Halloween’s over, the shops are discounting the now old Halloween stock and the shelfs are filling with all things Christmas. Mind you, I ve seen mince pies on sale in supermarkets since the beginning of September. This reminds me of an acquaintance of mine who informed me she’d been hoarding food for several months including many packs of mince pies in readiness for Christmas. I pointed out that mince pies are not just for Christmas and she should check the use by dates. I always wondered if those mince pies were enjoyed as part of the Christmas festivities. Anyway, it’s that time of year again!
The festive period is a huge deal and joy to some, for example my colleague Verity who’s so besotted with all things Christmas has her decorations up by the end of October. But, some find it a bit of a Groundhog Day. Many decide on a getaway for the festive period is a must by locating abroad for a sun-kissed break or to an idyllic UK cottage magically decorated with a cosy wood burning.
Every year I tend to work up to 1pm on Christmas Eve as many of my clients still like to leave their treatments to the last minute. For the first time last year I was back on the road with my spa-by-car service on Boxing Day morning for a family on a stay and pamper break. It’s was a great atmosphere with general chit-chat and a discussion regarding the meaning of Boxing Day came-up. We all agreed it had something to do with sport or wrapping presents. After searching the internet one of the guests stumbed across an article ‘Why is it called Boxing Day? You asked Google – here’s the answer’ from a 2016 Guardian article I became educated as to the actual meaning of this bank holiday. https://www.theguardian.com/commentisfree/2016/dec/26/why-is-it-called-boxing-day
The article puts right my wrong thinking that Boxing Day has to do with sport and boxing it actually has more to do with charitable acts on the day. Christmas boxes dispensed by the church in middle-ages to the poor and opened on the day after Christmas in honour of St Stephen’s feast is recognised. Although there is suggestions that this tradition went further back to Roman times. The Victorian’s looked into this in more detail and St Stephen’s Day was marked as a bank holiday in 1871. As part of the tradition some employers gave Christmas boxes to their employees and domestic staff given the day off to visit family with leftover food.

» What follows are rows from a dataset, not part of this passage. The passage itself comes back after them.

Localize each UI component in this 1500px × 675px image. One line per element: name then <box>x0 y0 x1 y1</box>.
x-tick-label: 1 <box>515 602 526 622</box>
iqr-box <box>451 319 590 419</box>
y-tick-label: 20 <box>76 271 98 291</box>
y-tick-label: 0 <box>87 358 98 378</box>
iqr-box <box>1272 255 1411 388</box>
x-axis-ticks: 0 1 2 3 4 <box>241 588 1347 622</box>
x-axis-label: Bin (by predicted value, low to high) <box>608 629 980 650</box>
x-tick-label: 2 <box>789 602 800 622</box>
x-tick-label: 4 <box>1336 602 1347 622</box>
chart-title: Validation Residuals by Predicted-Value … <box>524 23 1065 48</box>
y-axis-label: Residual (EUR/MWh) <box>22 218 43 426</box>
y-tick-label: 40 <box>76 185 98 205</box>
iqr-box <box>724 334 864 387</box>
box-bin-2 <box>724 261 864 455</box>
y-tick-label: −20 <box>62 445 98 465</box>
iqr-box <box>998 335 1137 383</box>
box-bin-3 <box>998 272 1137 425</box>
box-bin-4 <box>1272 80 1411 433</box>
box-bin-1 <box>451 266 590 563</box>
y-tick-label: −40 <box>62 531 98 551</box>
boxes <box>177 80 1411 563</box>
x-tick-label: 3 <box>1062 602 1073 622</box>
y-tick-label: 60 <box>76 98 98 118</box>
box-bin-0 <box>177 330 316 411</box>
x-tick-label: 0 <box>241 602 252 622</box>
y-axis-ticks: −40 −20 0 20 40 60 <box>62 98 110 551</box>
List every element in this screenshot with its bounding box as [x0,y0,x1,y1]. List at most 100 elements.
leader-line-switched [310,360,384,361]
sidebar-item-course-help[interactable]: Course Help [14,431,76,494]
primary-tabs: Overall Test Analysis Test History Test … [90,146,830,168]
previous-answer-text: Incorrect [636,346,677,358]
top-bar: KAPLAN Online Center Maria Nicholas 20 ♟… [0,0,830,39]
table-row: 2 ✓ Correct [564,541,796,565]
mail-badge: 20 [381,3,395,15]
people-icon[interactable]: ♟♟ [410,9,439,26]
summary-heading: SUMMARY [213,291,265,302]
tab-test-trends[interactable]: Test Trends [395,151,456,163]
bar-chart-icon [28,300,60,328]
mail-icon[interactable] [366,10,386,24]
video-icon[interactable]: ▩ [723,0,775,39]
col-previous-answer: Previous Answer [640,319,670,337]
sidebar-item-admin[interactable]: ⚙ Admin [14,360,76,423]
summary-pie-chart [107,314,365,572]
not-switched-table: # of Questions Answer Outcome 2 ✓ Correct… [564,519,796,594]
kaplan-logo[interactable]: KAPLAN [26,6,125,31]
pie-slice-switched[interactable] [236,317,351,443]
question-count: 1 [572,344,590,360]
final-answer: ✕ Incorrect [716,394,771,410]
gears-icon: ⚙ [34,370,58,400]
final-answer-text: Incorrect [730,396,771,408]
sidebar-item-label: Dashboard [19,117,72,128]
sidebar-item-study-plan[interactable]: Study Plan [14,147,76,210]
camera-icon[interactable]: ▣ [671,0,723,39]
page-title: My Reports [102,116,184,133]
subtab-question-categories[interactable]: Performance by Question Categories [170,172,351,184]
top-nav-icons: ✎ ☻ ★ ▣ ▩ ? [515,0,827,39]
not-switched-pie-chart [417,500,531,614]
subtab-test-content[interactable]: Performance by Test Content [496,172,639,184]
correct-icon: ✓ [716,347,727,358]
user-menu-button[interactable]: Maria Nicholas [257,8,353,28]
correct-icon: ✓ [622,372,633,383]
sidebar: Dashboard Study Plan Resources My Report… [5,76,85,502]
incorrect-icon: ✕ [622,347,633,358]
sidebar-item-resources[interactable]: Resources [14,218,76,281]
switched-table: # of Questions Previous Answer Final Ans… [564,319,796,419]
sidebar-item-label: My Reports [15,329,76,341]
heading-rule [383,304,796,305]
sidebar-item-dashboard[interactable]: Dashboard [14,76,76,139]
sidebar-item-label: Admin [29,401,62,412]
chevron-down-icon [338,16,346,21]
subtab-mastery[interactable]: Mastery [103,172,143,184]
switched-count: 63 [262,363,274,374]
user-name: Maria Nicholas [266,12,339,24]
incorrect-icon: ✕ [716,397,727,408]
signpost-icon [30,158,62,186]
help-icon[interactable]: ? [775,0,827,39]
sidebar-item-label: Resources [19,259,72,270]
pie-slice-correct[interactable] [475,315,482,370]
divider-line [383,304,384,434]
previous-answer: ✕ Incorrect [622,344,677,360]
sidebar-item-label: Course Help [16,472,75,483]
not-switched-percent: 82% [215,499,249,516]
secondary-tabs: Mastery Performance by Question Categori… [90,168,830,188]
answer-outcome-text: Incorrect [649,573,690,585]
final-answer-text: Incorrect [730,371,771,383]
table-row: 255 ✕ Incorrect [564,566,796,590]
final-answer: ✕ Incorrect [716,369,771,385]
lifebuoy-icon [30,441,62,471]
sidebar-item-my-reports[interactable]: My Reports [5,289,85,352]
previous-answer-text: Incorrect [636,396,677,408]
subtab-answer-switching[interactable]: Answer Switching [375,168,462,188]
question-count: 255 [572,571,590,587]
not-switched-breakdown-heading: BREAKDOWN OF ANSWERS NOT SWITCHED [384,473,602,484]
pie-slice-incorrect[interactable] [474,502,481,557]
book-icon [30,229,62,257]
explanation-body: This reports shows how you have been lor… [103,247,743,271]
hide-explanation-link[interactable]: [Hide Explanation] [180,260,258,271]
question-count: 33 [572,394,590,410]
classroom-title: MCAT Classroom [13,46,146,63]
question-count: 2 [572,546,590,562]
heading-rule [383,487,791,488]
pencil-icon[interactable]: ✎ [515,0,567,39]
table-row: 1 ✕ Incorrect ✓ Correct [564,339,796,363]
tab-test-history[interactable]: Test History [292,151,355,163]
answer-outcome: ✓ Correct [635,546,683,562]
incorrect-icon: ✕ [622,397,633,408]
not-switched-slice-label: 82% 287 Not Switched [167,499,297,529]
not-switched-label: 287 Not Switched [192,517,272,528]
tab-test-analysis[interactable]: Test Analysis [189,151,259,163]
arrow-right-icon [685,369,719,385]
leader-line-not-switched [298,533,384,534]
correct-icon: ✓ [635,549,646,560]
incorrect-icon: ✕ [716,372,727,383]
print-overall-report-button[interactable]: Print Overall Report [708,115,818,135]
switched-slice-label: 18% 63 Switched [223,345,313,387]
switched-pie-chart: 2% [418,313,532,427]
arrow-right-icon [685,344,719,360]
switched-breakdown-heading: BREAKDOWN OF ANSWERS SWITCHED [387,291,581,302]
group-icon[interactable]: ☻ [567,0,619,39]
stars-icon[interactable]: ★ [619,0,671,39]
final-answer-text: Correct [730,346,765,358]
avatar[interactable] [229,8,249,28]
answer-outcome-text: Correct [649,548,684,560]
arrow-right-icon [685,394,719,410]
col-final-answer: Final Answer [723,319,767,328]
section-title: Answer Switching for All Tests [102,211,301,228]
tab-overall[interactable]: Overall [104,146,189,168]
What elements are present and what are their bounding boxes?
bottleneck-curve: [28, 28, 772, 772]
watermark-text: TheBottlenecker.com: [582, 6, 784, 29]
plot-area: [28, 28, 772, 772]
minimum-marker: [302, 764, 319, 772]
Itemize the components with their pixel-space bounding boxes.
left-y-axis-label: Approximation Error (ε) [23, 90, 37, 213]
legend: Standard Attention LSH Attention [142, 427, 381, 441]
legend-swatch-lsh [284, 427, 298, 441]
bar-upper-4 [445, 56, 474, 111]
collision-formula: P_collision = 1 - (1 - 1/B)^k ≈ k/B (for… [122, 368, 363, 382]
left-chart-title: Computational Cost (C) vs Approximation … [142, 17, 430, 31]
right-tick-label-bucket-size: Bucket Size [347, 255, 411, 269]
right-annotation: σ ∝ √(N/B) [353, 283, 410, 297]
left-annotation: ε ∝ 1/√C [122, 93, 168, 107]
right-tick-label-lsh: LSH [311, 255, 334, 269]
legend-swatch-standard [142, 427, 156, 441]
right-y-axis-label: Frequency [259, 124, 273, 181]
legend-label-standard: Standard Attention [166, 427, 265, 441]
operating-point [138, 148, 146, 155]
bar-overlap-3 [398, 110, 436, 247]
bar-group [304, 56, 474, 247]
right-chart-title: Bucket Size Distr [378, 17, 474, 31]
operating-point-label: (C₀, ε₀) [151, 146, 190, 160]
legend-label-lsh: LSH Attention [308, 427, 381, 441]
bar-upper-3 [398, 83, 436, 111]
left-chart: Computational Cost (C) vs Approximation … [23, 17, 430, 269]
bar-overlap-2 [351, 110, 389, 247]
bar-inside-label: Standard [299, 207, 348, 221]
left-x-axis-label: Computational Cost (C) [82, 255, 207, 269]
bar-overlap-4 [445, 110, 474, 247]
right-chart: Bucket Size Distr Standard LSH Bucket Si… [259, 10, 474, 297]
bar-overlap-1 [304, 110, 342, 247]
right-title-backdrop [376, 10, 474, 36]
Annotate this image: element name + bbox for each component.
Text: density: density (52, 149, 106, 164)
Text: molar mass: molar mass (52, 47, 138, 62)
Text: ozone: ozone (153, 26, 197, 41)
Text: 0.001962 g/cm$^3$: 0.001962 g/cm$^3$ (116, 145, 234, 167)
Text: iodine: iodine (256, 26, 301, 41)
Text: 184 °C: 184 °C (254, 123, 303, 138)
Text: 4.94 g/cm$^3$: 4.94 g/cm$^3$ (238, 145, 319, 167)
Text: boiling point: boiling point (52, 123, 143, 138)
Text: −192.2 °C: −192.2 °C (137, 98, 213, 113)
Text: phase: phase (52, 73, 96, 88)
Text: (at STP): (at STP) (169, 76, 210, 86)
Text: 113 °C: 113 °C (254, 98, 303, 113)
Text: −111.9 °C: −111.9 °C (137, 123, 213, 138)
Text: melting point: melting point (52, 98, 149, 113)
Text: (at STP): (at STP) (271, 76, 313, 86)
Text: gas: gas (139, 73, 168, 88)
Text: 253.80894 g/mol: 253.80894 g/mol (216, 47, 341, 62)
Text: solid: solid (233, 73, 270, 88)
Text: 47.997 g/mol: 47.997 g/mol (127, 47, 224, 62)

As the writer of the article points out nowadays that tradition of employers giving their staff a Christmas box is declining. I remember receiving hampers from some employers many years ago. I guess this gesture stopped when money became tight for employers, or gifting was no longer tax deductible.
Fast forward to today and Boxing Day is a welcome extension for people to eat, drink, relax and be merry and hopefully partake in charitable actions in the season of goodwill to all men.